When Kate Trinajstic told her mother that she wanted to become an Egyptologist, the response was ‘Don’t be ridiculous – you can either go to Secretarial College or Nursing School.’ Kate chose nursing, which although a rewarding career, did not fulfill her intrinsic curiosity for research; she completed a degree in Biology, PhD in Geology and has become an accomplished Paleontologist, currently an Associate Professor at Curtin University. Kate opened her talk by describing how Paleontology provides a vehicle for school students to integrate multiple strands of the sciences: Geology, Biology, Ecology and Chemistry, toward an understanding of factors that underlie the modern biosphere and to provide unexpected insights into sexual reproduction, human development and disease. During the 90s, traditional Paleontology – the detailed study of the structure of fossils as a window to evolution, was considered superseded by new technologies such as analysis of ancient DNA. However, modern techniques in imaging have enabled surprising discoveries by revealing hitherto hidden features preserved in fossils.
The Kimberley Reef Deposits (Gogo Formation), not formed by coral but rather sponges and stromatolites, provide a complete fossilized ecology. A common fossil of this region comprises rock nodules encasing ancient fish with bony skin armour – the Placoderms.
A ‘Life on Earth’ documentary helped to stimulate interest in researching the area by the Australian Research Council and, in his honour, the research team including Dr. Trinajstic named one of their discoveries Materpiscis attenboroughi – The ‘Attenborough Motherfish‘ Museum of Victoria ; David Attenborough Youtube clip. This fossil was significant via the preservation of an intact embryo – complete with umbilical cord – thereby comprising the earliest known occurrence of live birth in vertebrates, 375 million years ago. Subsequent studies have confirmed such findings in other Placoderms and stimulated re-assessment of previously misinterpreted structures which actually comprise embryos, rather than a fossilized fish dinner. Following the unequivocal demonstration of preserved soft tissue of the umbilical cord, previous disbelieved interpretations of fossilized muscle fibres, tendons and other soft tissue, became credible. Unfortunately, traditional methods for dissolving away encasing rock from a fossil almost always resulted in destruction of soft tissue features, but armed with modern imaging techniques of ‘microtomography’ via high energy X-rays and a dedicated beam of the Australian Synchrotron , Dr. Trinajstic and colleagues were able to observe structures deep within intact fossils and build detailed anatomical maps including muscle groups and attachment of tendons. The combined discoveries of live birth ( 200 million years earlier than previously thought), paired claspers of the male for mating and of compartmentalised musculature, revealed that the prehistoric Placoderms had actually evolved complex structures and behaviours (required for sexual reproduction with internal fertilisation) long before their recurrence in the evolution of modern vertebrates.
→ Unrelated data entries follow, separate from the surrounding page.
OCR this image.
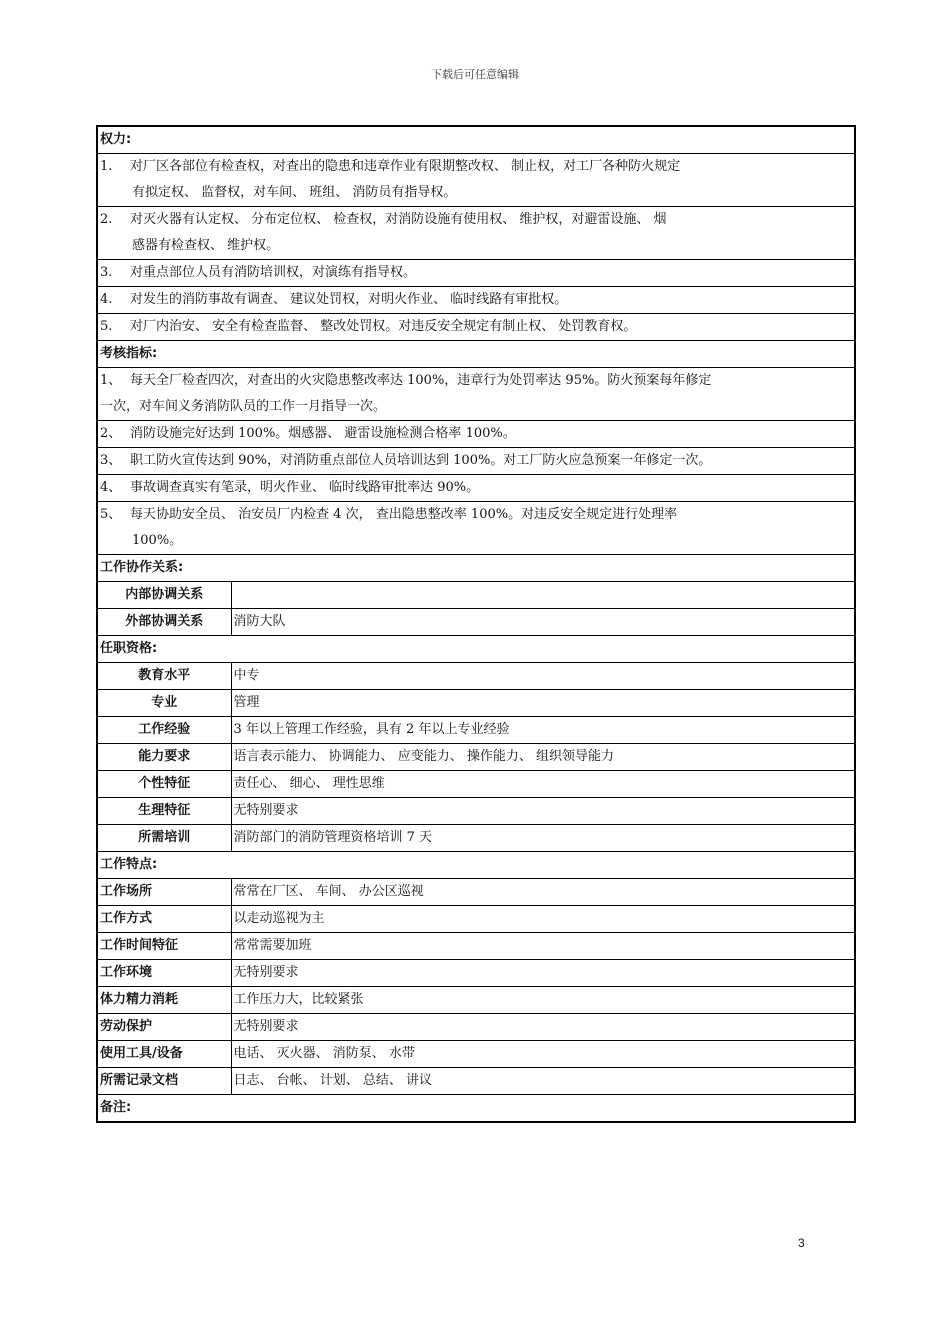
下载后可任意编辑
权力:	
1. 对厂区各部位有检查权，对查出的隐患和违章作业有限期整改权、 制止权，对工厂各种防火规定
有拟定权、 监督权，对车间、 班组、 消防员有指导权。	

2. 对灭火器有认定权、 分布定位权、 检查权，对消防设施有使用权、 维护权，对避雷设施、 烟
感器有检查权、 维护权。	

3. 对重点部位人员有消防培训权，对演练有指导权。	
4. 对发生的消防事故有调查、 建议处罚权，对明火作业、 临时线路有审批权。	
5. 对厂内治安、 安全有检查监督、 整改处罚权。对违反安全规定有制止权、 处罚教育权。	
考核指标:	
1、 每天全厂检查四次，对查出的火灾隐患整改率达 100%，违章行为处罚率达 95%。防火预案每年修定
一次，对车间义务消防队员的工作一月指导一次。	

2、 消防设施完好达到 100%。烟感器、 避雷设施检测合格率 100%。	
3、 职工防火宣传达到 90%，对消防重点部位人员培训达到 100%。对工厂防火应急预案一年修定一次。	
4、 事故调查真实有笔录，明火作业、 临时线路审批率达 90%。	
5、 每天协助安全员、 治安员厂内检查 4 次， 查出隐患整改率 100%。对违反安全规定进行处理率
100%。	

工作协作关系:	
内部协调关系	
外部协调关系	消防大队
任职资格:	
教育水平	中专
专业	管理
工作经验	3 年以上管理工作经验，具有 2 年以上专业经验
能力要求	语言表示能力、 协调能力、 应变能力、 操作能力、 组织领导能力
个性特征	责任心、 细心、 理性思维
生理特征	无特别要求
所需培训	消防部门的消防管理资格培训 7 天
工作特点:	
工作场所	常常在厂区、 车间、 办公区巡视
工作方式	以走动巡视为主
工作时间特征	常常需要加班
工作环境	无特别要求
体力精力消耗	工作压力大，比较紧张
劳动保护	无特别要求
使用工具/设备	电话、 灭火器、 消防泵、 水带
所需记录文档	日志、 台帐、 计划、 总结、 讲议
备注:	
3
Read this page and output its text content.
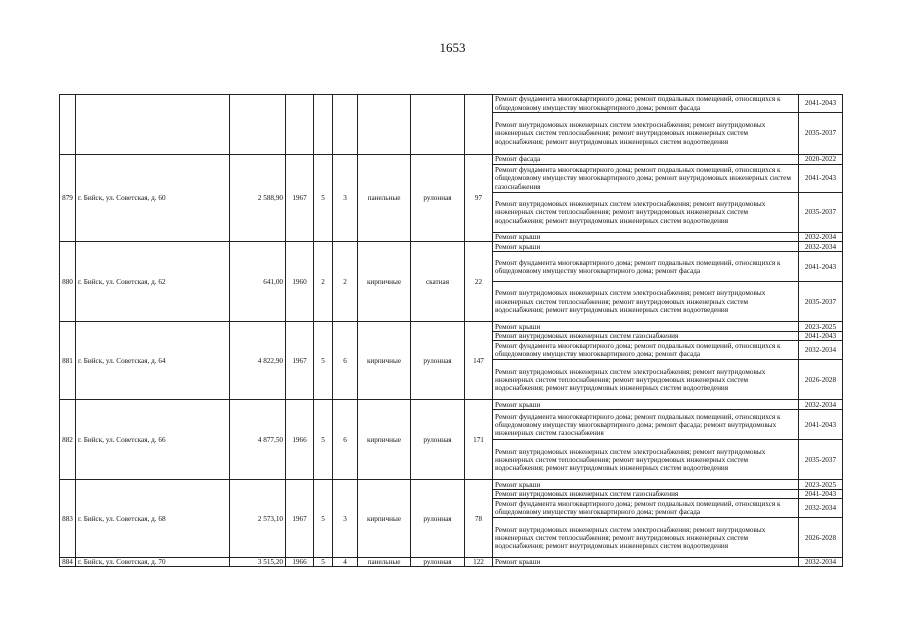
1653
									Ремонт фундамента многоквартирного дома; ремонт подвальных помещений, относящихся к общедомовому имуществу многоквартирного дома; ремонт фасада	2041-2043
									Ремонт внутридомовых инженерных систем электроснабжения; ремонт внутридомовых инженерных систем теплоснабжения; ремонт внутридомовых инженерных систем водоснабжения; ремонт внутридомовых инженерных систем водоотведения	2035-2037
879	г. Бийск, ул. Советская, д. 60	2 588,90	1967	5	3	панельные	рулонная	97	Ремонт фасада	2020-2022
									Ремонт фундамента многоквартирного дома; ремонт подвальных помещений, относящихся к общедомовому имуществу многоквартирного дома; ремонт внутридомовых инженерных систем газоснабжения	2041-2043
									Ремонт внутридомовых инженерных систем электроснабжения; ремонт внутридомовых инженерных систем теплоснабжения; ремонт внутридомовых инженерных систем водоснабжения; ремонт внутридомовых инженерных систем водоотведения	2035-2037
									Ремонт крыши	2032-2034
880	г. Бийск, ул. Советская, д. 62	641,00	1960	2	2	кирпичные	скатная	22	Ремонт крыши	2032-2034
									Ремонт фундамента многоквартирного дома; ремонт подвальных помещений, относящихся к общедомовому имуществу многоквартирного дома; ремонт фасада	2041-2043
									Ремонт внутридомовых инженерных систем электроснабжения; ремонт внутридомовых инженерных систем теплоснабжения; ремонт внутридомовых инженерных систем водоснабжения; ремонт внутридомовых инженерных систем водоотведения	2035-2037
881	г. Бийск, ул. Советская, д. 64	4 822,90	1967	5	6	кирпичные	рулонная	147	Ремонт крыши	2023-2025
									Ремонт внутридомовых инженерных систем газоснабжения	2041-2043
									Ремонт фундамента многоквартирного дома; ремонт подвальных помещений, относящихся к общедомовому имуществу многоквартирного дома; ремонт фасада	2032-2034
									Ремонт внутридомовых инженерных систем электроснабжения; ремонт внутридомовых инженерных систем теплоснабжения; ремонт внутридомовых инженерных систем водоснабжения; ремонт внутридомовых инженерных систем водоотведения	2026-2028
882	г. Бийск, ул. Советская, д. 66	4 877,50	1966	5	6	кирпичные	рулонная	171	Ремонт крыши	2032-2034
									Ремонт фундамента многоквартирного дома; ремонт подвальных помещений, относящихся к общедомовому имуществу многоквартирного дома; ремонт фасада; ремонт внутридомовых инженерных систем газоснабжения	2041-2043
									Ремонт внутридомовых инженерных систем электроснабжения; ремонт внутридомовых инженерных систем теплоснабжения; ремонт внутридомовых инженерных систем водоснабжения; ремонт внутридомовых инженерных систем водоотведения	2035-2037
883	г. Бийск, ул. Советская, д. 68	2 573,10	1967	5	3	кирпичные	рулонная	78	Ремонт крыши	2023-2025
									Ремонт внутридомовых инженерных систем газоснабжения	2041-2043
									Ремонт фундамента многоквартирного дома; ремонт подвальных помещений, относящихся к общедомовому имуществу многоквартирного дома; ремонт фасада	2032-2034
									Ремонт внутридомовых инженерных систем электроснабжения; ремонт внутридомовых инженерных систем теплоснабжения; ремонт внутридомовых инженерных систем водоснабжения; ремонт внутридомовых инженерных систем водоотведения	2026-2028
884	г. Бийск, ул. Советская, д. 70	3 515,20	1966	5	4	панельные	рулонная	122	Ремонт крыши	2032-2034
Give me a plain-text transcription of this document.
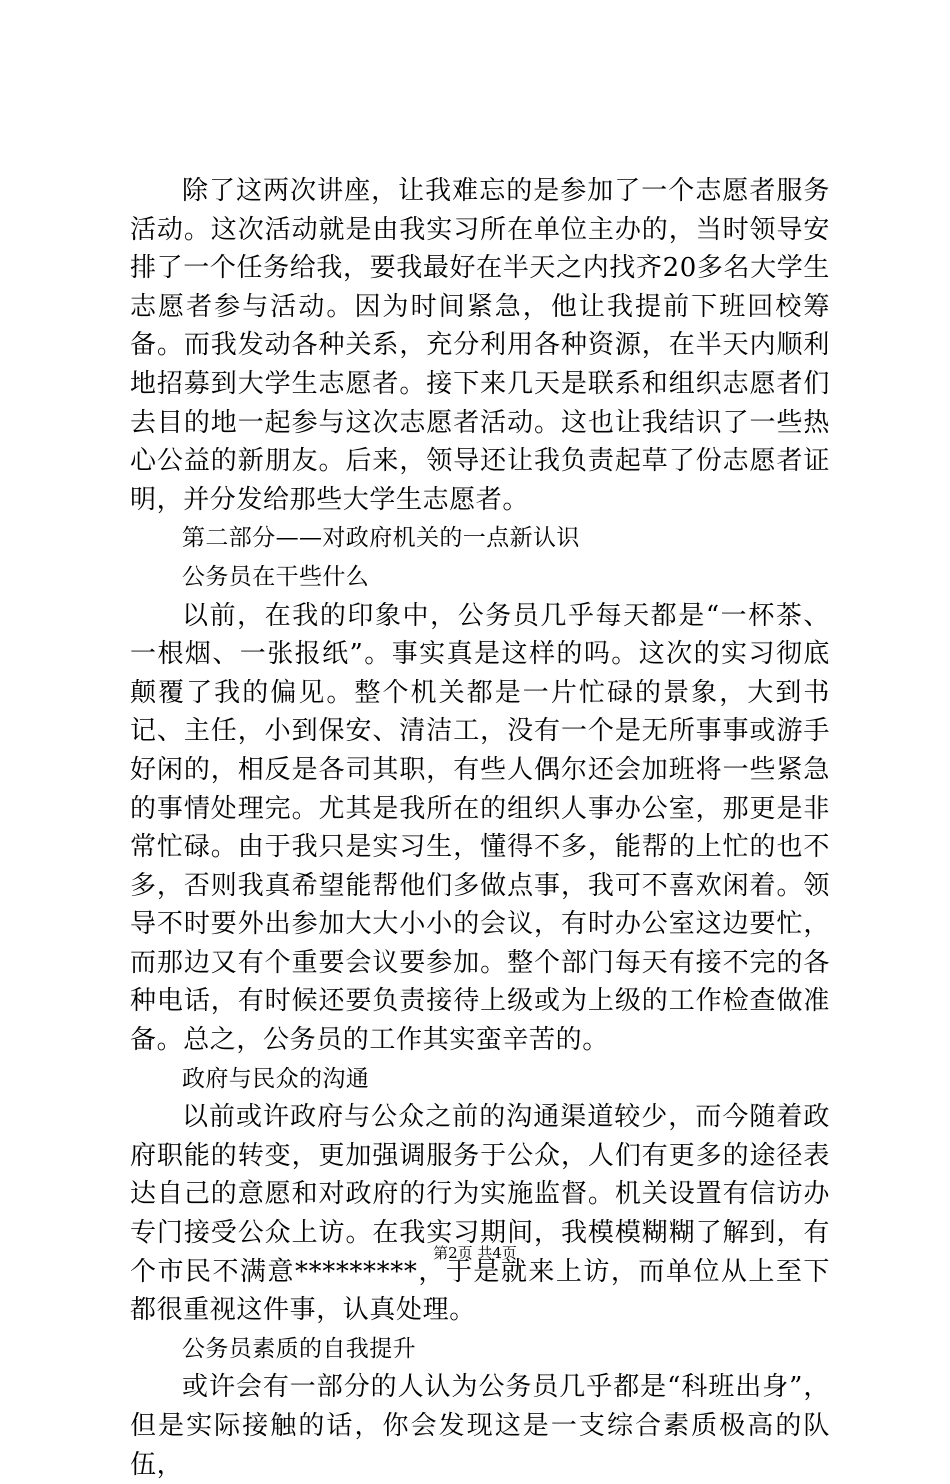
除了这两次讲座，让我难忘的是参加了一个志愿者服务活动。这次活动就是由我实习所在单位主办的，当时领导安排了一个任务给我，要我最好在半天之内找齐20多名大学生志愿者参与活动。因为时间紧急，他让我提前下班回校筹备。而我发动各种关系，充分利用各种资源，在半天内顺利地招募到大学生志愿者。接下来几天是联系和组织志愿者们去目的地一起参与这次志愿者活动。这也让我结识了一些热心公益的新朋友。后来，领导还让我负责起草了份志愿者证明，并分发给那些大学生志愿者。

第二部分——对政府机关的一点新认识

公务员在干些什么

以前，在我的印象中，公务员几乎每天都是“一杯茶、一根烟、一张报纸”。事实真是这样的吗。这次的实习彻底颠覆了我的偏见。整个机关都是一片忙碌的景象，大到书记、主任，小到保安、清洁工，没有一个是无所事事或游手好闲的，相反是各司其职，有些人偶尔还会加班将一些紧急的事情处理完。尤其是我所在的组织人事办公室，那更是非常忙碌。由于我只是实习生，懂得不多，能帮的上忙的也不多，否则我真希望能帮他们多做点事，我可不喜欢闲着。领导不时要外出参加大大小小的会议，有时办公室这边要忙，而那边又有个重要会议要参加。整个部门每天有接不完的各种电话，有时候还要负责接待上级或为上级的工作检查做准备。总之，公务员的工作其实蛮辛苦的。

政府与民众的沟通

以前或许政府与公众之前的沟通渠道较少，而今随着政府职能的转变，更加强调服务于公众，人们有更多的途径表达自己的意愿和对政府的行为实施监督。机关设置有信访办专门接受公众上访。在我实习期间，我模模糊糊了解到，有个市民不满意*********，于是就来上访，而单位从上至下都很重视这件事，认真处理。

公务员素质的自我提升

或许会有一部分的人认为公务员几乎都是“科班出身”，但是实际接触的话，你会发现这是一支综合素质极高的队伍，

第2页 共4页
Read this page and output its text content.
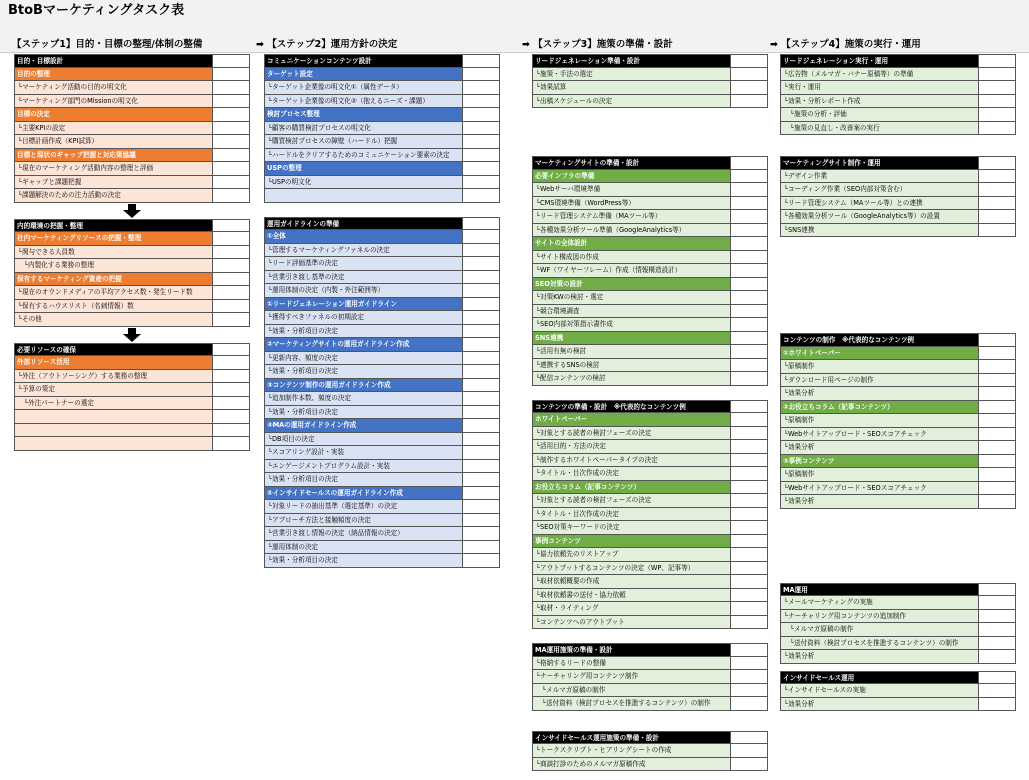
BtoBマーケティングタスク表
【ステップ1】目的・目標の整理/体制の整備	➡ 【ステップ2】運用方針の決定	➡ 【ステップ3】施策の準備・設計	➡ 【ステップ4】施策の実行・運用
目的・目標設計
目的の整理
└マーケティング活動の目的の明文化
└マーケティング部門のMissionの明文化
目標の決定
└主要KPIの設定
└目標計画作成（KPI試算）
目標と現状のギャップ把握と対応策協議
└現在のマーケティング活動内容の整理と評価
└ギャップと課題把握
└課題解決のための注力活動の決定
内的環境の把握・整理
社内マーケティングリソースの把握・整理
└関与できる人員数
└内製化する業務の整理
保有するマーケティング資産の把握
└現在のオウンドメディアの平均アクセス数・発生リード数
└保有するハウスリスト（名刺情報）数
└その他
必要リソースの確保
外部リソース活用
└外注（アウトソーシング）する業務の整理
└予算の策定
└外注パートナーの選定
コミュニケーションコンテンツ設計
ターゲット設定
└ターゲット企業像の明文化①（属性データ）
└ターゲット企業像の明文化②（抱えるニーズ・課題）
検討プロセス整理
└顧客の購買検討プロセスの明文化
└購買検討プロセスの障壁（ハードル）把握
└ハードルをクリアするためのコミュニケーション要素の決定
USPの整理
└USPの明文化
運用ガイドラインの準備
①全体
└管理するマーケティングファネルの決定
└リード評価基準の決定
└営業引き渡し基準の決定
└運用体制の決定（内製・外注範囲等）
①リードジェネレーション運用ガイドライン
└獲得すべきファネルの初期設定
└効果・分析項目の決定
②マーケティングサイトの運用ガイドライン作成
└更新内容、頻度の決定
└効果・分析項目の決定
③コンテンツ制作の運用ガイドライン作成
└追加制作本数、頻度の決定
└効果・分析項目の決定
④MAの運用ガイドライン作成
└DB項目の決定
└スコアリング設計・実装
└エンゲージメントプログラム設計・実装
└効果・分析項目の決定
⑤インサイドセールスの運用ガイドライン作成
└対象リードの抽出基準（選定基準）の決定
└アプローチ方法と接触頻度の決定
└営業引き渡し情報の決定（納品情報の決定）
└運用体制の決定
└効果・分析項目の決定
リードジェネレーション準備・設計
└施策・手法の選定
└効果試算
└出稿スケジュールの決定
マーケティングサイトの準備・設計
必要インフラの準備
└Webサーバ環境準備
└CMS環境準備（WordPress等）
└リード管理システム準備（MAツール等）
└各種効果分析ツール準備（GoogleAnalytics等）
サイトの全体設計
└サイト構成図の作成
└WF（ワイヤーフレーム）作成（情報構造設計）
SEO対策の設計
└対策KWの検討・選定
└競合環境調査
└SEO内部対策指示書作成
SNS連携
└活用有無の検討
└連携するSNSの検討
└配信コンテンツの検討
コンテンツの準備・設計　※代表的なコンテンツ例
ホワイトペーパー
└対象とする読者の検討フェーズの決定
└活用目的・方法の決定
└制作するホワイトペーパータイプの決定
└タイトル・目次作成の決定
お役立ちコラム（記事コンテンツ）
└対象とする読者の検討フェーズの決定
└タイトル・目次作成の決定
└SEO対策キーワードの決定
事例コンテンツ
└協力依頼先のリストアップ
└アウトプットするコンテンツの決定（WP、記事等）
└取材依頼概要の作成
└取材依頼書の送付・協力依頼
└取材・ライティング
└コンテンツへのアウトプット
MA運用施策の準備・設計
└格納するリードの整備
└ナーチャリング用コンテンツ制作
└メルマガ原稿の制作
└送付資料（検討プロセスを推進するコンテンツ）の制作
インサイドセールス運用施策の準備・設計
└トークスクリプト・ヒアリングシートの作成
└商談打診のためのメルマガ原稿作成
リードジェネレーション実行・運用
└広告物（メルマガ・バナー原稿等）の準備
└実行・運用
└効果・分析レポート作成
└施策の分析・評価
└施策の見直し・改善案の実行
マーケティングサイト制作・運用
└デザイン作業
└コーディング作業（SEO内部対策含む）
└リード管理システム（MAツール等）との連携
└各種効果分析ツール（GoogleAnalytics等）の設置
└SNS連携
コンテンツの制作　※代表的なコンテンツ例
①ホワイトペーパー
└原稿制作
└ダウンロード用ページの制作
└効果分析
②お役立ちコラム（記事コンテンツ）
└原稿制作
└Webサイトアップロード・SEOスコアチェック
└効果分析
③事例コンテンツ
└原稿制作
└Webサイトアップロード・SEOスコアチェック
└効果分析
MA運用
└メールマーケティングの実施
└ナーチャリング用コンテンツの追加制作
└メルマガ原稿の制作
└送付資料（検討プロセスを推進するコンテンツ）の制作
└効果分析
インサイドセールス運用
└インサイドセールスの実施
└効果分析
Paleontology not only reveals secrets of ancient evolution, but may also provide insights into human disease. Using a combination of structural features from Placoderm fossils and observation of embryonic development in the Elephant fish, Dr. Trinajstic and colleagues have sought to understand development features of fish relating to fusion of cervical vertebrae which mimic a condition in humans which dramatically restricts cervical spine mobility. The findings, consistent across hundreds of millions of years of evolution, suggest a developmental abnormality of soft tissue, resulting in ossification, rather than lack of proper segmentation of the vertebrae at a earlier stage of embryonic development. Armed with this knowledge, research into the underlying cause and potential therapy for the rare human disease may focus upon dysregulation of soft-tissue. Far from being a defunct arm of the sciences, with the benefit of modern technology, Paleontology will continue to challenge and refine current hypotheses of prehistoric ecosystems and the evolution of modern plants and animals – the Truth is In There, if you take a detailed look.